Coming in to college, most freshmen want to be best friends with their new roommate. You hear all of the great stories about the friendships that were formed. You hear that you and your first roommate will be totally inseparable and the best of friends. There is also the other side, the horror side, where your roommate may become your least favorite person on campus. However, things don't always have to be like that; there is a space right in the middle that many people do not often talk about.
My freshman year, I chose my roommate instead of choosing to be assigned a random one. We had connected through Facebook and shared many common interests: our faith, a love for dancing and an obsession with the Iowa Hawkeyes. I could not wait for move-in day because I thought that my new roommate and I were going to be the best of friends; we would be inseparable. We shared all of the same interests and could connect about so many different things. However, I was also worried. What happened if we weren't best friends? What happened if we hated each other? I was excited, but also very nervous, until freshman orientation. Before orientation began, I was talking with a student admissions staff member who gave me some of the best college advice I had ever received -- it is OK if you aren't best friends with your first college roommate; in fact, it is almost better that way.
When we got to campus, my roommate was definitely one of my first friends. We stuck together for awhile but slowly headed our own directions. We had different friend groups and some of our priorities were just in different places. Some of our similarities made us close, but we still had our many differences that split us apart. However, my roommate is still one of the greatest friends I made my freshman year.

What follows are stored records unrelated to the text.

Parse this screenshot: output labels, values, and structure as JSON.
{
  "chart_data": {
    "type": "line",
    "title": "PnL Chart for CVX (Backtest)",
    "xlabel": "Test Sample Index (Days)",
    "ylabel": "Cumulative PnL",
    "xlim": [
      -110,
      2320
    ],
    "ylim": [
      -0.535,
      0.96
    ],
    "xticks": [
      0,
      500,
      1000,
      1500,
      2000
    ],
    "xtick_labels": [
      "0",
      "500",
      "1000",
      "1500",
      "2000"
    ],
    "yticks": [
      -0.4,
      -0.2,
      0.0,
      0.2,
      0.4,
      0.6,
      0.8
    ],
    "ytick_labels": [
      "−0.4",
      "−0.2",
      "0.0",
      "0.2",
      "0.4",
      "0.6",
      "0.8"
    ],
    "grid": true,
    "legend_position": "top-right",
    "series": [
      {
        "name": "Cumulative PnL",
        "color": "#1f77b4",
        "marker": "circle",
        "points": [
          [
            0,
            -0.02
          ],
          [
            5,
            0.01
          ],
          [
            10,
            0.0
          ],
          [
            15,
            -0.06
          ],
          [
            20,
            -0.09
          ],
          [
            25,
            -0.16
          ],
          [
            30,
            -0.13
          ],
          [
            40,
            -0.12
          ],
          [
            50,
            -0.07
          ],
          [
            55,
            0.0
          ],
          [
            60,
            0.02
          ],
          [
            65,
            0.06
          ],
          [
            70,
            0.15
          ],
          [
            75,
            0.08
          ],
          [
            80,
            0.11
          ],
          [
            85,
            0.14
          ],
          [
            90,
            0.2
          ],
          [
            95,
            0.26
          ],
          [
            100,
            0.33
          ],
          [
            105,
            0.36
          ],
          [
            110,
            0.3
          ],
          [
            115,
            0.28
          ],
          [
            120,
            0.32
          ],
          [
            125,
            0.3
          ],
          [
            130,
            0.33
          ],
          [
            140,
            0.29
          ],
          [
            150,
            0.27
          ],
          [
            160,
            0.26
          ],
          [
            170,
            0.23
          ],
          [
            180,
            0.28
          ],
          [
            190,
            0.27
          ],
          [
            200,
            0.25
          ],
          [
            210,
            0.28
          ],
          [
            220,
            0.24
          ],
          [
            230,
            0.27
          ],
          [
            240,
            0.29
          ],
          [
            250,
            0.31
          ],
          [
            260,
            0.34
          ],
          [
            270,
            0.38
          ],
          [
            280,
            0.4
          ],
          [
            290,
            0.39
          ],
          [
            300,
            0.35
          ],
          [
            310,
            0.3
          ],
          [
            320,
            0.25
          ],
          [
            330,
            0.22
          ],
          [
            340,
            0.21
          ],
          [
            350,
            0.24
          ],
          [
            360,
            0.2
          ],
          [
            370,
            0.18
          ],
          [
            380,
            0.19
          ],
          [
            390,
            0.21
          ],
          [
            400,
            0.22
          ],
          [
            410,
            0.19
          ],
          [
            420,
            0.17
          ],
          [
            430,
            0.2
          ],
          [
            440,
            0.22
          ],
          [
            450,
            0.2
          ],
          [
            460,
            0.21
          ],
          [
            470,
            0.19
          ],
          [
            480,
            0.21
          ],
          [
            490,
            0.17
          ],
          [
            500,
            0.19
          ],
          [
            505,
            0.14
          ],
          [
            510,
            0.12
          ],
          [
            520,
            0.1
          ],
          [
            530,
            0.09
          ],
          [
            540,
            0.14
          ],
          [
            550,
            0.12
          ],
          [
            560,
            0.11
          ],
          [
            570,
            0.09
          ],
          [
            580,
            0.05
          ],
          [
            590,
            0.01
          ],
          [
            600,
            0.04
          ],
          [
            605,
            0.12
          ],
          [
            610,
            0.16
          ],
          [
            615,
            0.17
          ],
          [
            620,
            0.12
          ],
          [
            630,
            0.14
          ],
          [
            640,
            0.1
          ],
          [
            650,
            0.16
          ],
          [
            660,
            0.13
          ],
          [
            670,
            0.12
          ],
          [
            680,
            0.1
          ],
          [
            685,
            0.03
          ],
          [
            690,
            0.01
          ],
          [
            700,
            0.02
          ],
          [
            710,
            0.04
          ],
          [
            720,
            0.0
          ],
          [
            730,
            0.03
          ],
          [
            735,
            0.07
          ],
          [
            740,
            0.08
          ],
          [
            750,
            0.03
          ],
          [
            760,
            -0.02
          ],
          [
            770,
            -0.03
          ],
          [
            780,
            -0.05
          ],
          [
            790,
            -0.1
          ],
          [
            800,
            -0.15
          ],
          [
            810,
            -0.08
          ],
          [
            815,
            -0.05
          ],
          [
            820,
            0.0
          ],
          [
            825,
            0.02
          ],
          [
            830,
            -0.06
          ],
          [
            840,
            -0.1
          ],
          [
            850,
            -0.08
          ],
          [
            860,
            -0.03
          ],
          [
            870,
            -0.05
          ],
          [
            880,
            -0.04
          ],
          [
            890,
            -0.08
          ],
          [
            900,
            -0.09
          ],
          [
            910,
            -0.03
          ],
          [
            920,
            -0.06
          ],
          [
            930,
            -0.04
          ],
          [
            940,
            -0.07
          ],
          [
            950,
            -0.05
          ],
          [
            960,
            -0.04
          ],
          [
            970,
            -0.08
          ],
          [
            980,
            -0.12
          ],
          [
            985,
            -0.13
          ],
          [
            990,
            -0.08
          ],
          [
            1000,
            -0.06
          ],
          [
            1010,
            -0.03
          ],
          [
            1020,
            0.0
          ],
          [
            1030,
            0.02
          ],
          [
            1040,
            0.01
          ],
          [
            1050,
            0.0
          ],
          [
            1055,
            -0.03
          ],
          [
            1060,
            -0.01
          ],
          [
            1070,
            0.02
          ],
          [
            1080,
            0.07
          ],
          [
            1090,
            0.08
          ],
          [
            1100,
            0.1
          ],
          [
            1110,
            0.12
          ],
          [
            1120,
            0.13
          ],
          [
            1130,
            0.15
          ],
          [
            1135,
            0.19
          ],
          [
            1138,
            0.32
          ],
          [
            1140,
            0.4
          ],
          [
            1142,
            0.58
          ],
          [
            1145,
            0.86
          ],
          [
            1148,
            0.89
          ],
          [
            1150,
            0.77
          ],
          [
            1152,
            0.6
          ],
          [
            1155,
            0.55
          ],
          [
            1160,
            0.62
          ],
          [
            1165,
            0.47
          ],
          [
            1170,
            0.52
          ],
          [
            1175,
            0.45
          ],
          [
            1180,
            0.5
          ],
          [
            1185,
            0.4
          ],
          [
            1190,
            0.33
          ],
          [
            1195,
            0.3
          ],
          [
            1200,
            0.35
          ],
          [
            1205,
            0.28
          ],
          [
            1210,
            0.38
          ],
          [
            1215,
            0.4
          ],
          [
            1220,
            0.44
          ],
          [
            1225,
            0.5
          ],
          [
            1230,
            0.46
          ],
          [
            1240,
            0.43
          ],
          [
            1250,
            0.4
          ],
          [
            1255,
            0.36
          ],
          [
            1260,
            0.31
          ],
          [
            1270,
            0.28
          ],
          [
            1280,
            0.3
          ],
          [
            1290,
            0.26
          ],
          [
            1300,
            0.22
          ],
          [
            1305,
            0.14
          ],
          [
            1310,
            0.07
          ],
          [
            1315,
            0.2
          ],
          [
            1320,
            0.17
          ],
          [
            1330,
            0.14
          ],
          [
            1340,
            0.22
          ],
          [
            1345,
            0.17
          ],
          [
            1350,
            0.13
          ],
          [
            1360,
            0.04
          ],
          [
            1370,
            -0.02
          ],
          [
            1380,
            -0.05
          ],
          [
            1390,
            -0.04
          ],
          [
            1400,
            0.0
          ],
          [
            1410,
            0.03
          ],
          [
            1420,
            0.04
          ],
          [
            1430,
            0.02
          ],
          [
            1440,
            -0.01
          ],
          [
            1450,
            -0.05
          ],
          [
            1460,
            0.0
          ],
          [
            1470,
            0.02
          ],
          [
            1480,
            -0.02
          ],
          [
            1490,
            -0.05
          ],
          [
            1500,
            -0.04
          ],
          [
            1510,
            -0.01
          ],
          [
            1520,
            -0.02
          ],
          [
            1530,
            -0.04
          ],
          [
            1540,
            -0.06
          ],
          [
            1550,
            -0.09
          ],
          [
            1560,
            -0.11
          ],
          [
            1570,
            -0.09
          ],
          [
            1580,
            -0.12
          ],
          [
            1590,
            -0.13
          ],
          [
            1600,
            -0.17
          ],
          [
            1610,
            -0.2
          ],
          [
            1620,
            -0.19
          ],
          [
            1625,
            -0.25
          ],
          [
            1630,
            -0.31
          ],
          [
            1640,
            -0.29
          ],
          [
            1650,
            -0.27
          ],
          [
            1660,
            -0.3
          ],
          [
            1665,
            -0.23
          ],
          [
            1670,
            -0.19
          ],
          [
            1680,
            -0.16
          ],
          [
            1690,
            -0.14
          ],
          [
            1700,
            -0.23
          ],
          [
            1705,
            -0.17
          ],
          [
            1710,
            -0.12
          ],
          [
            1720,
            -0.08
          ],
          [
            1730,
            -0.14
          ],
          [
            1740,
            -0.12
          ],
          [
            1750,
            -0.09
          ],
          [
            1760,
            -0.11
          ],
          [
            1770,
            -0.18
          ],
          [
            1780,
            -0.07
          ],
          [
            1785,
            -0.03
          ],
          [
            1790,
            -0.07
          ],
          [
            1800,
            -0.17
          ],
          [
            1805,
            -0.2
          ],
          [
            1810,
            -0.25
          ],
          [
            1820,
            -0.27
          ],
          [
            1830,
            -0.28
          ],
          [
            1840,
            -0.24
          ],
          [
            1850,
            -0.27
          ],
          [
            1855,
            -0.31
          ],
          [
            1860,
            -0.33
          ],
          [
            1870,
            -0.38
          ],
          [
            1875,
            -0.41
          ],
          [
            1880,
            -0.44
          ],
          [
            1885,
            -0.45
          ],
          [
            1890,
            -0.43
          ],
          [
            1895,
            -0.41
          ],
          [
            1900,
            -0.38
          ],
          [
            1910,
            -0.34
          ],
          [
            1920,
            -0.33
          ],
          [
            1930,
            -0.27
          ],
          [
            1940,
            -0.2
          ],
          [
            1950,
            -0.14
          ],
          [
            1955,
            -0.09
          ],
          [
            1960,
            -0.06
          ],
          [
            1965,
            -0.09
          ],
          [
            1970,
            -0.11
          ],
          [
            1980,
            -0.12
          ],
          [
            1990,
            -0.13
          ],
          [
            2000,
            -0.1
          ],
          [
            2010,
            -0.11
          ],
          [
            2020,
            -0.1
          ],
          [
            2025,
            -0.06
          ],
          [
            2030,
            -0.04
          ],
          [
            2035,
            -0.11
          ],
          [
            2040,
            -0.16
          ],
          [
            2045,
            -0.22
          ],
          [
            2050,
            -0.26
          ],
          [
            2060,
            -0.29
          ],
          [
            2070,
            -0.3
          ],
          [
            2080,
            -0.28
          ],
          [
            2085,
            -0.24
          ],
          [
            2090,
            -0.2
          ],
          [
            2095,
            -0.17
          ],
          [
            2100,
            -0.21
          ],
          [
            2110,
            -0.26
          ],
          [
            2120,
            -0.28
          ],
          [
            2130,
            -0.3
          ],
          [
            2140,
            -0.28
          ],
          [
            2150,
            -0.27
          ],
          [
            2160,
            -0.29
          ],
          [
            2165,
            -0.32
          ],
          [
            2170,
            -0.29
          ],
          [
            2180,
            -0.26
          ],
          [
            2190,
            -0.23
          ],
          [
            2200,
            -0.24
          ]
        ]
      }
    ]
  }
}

Often with best friends, there is the feeling that you need to constantly be talking and sharing what is going on every second of every day. It was nice to come back to a room where I did not feel obligated to be constantly talking and telling my roommate everything that was going on in my life. When I needed to talk, I knew she would listen; when I didn't feel like talking, she didn't push me to. But that silence when neither of us felt like talking was never uncomfortable. We could each do our own thing without a constant need to be discussing our daily lives.
Not being best friends with my roommate also meant being in different friend groups. This was great in so many ways -- we were not frequently tired of each other because we weren't together often, and there was always someone to vent to about the drama that occurs often in groups of girls. It also meant having unbiased advice for many of those situations where you weren't sure what to do about friends who were fighting or things that were going wrong. I could always trust my roommate and I knew she would give the best advice she could every single time, or at least listen to me rant for 20 minutes.
Many times, you'll hear great stories about the inseparable roommates, or you'll hear horror stories about the roommates who cannot stand each other. I am happy to say that my freshman year, my roommate and I were in the middle. We weren't each other's best friend, but I definitely do not have bad things to say about my first roommate. She was and still is a great friend to me and I will be forever thankful for the friendship that was made in my first dorm room.